Creating organic material is one of the hardest elements to 3D modeling. Specially using SketchUp. It is definitely possible, just requires more time. This recent project is a mostly modeled Island with a run down port and bar. The first thing I did was draw up all the elevations for the island mountains. Then used Sketchup Sandbox to mesh over them.If you know anything about meshes, they are great for mountains, plains, hills, etc. Then I found an amazing high resolution shot of Devil's Peak. So it seemed like a cool idea to have a volcanic mountain on this small Island. So I make the image seamless on the X-axis. Worked out pretty good, but Projected materials in Sketchup like to stretch. So I did the best I could to eliminate the "stretching" effect so it looked natural.You can kinda see the "stretching" at the top of the mountains, but hopefully the Victorian Era bar/hotel will distract you instead.
A nice side view of the port with old-school retaining wall. I had a lot of fun modeling all the windows, borders and pilasters for the bar/hotel. It looks even better up close
This is a close up of the clock on the bar/hotel. Everything is custom: wood tiles, paneling, and frosty windows. I love that SketchUp will use fonts on your system and model them in 3D
Another view of the port out to sea. Yes that light post is leaning. Darn Pirates, always creating havoc. I also enjoyed modeling the crane from scratch. No, the boat isn't floating, its the shadow on the sand below
The Port ship yard where boats/ships can be constructed. I'm not sure where everyone went, but that ship isn't going anywhere.
This is a better view of the crane from the port. I did have some problems creating a smooth transition from water to other surfaces. Some photoshop helps, but I really wonder how they do it in games. I would have liked some small splashes of water on the stone or even salt staining.
A wide view of the port. I modeled every plank of wood on the port.
Close up of the crane. Every piece of wood is mostly a rectangle, but I did tweak some of the edges to look worn out. I think the wagon modeled very well too.
I have finally created Kerkythea renderings of the Pirate Ship. After a month of modeling and over a week of rendering, I finally had some success.

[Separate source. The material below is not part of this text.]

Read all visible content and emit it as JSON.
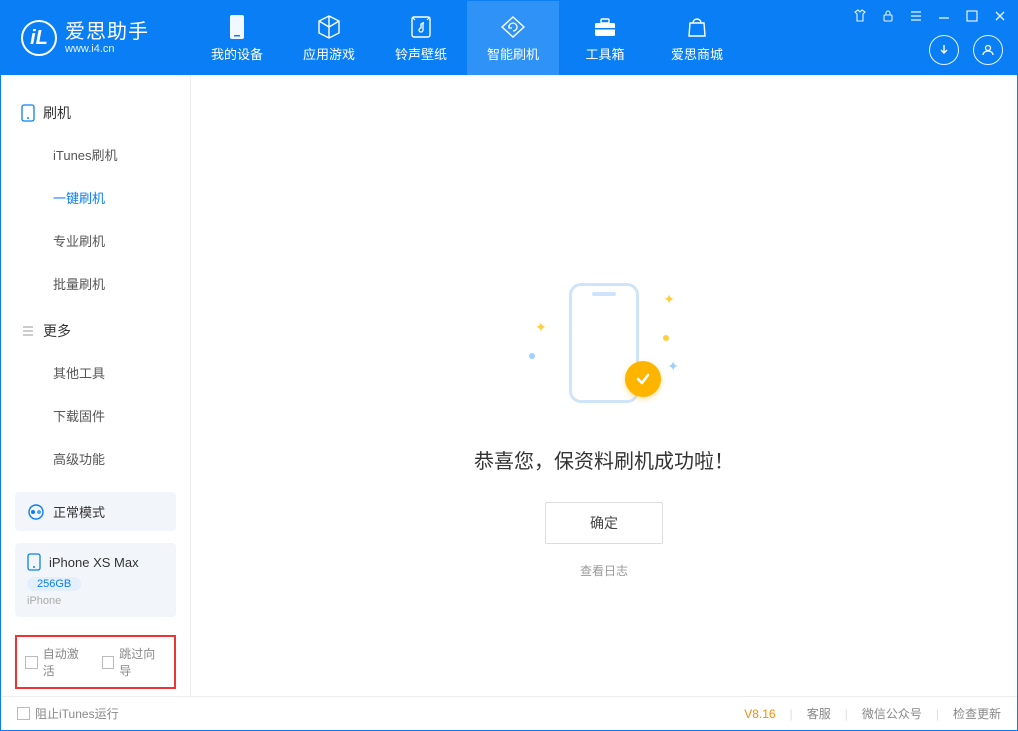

The main thing I learned was not to put soo much detail in SketchUp. I need to make some short-cuts for curved edges instead of using 100's of polygons for one curve. This will speed up production times and rendering times.
I continually got errors in Kerkythea because there were way too many polygons to render.
Everything is a 3D model except for the furthest ocean and the sky. I looked for Public Domain High Resolution images with no direct sunlight to blend into my renderings.
The barrels, rails and steps came out pretty nice. I did have problems with the posts in the front. They didn't like to project the material around, but I did make them smooth out.
Canons and Sails. I had a lot of fun creating the texture for these sails and then adding a bump map. If I had more time, I would have added detail to the tears.
The water splashes in each rendering was created in Photoshop so the ship would appear to be moving. The white/gray surfaces is a whale skeleton under the ship.
The water was also created by merging two photos of water in Photoshop, making it a seamless tile and then creating a repetative mesh surface that pointed up in many areas. Very difficult and you can still see the tiling. I give respect to those who have created a convincing water or ocean.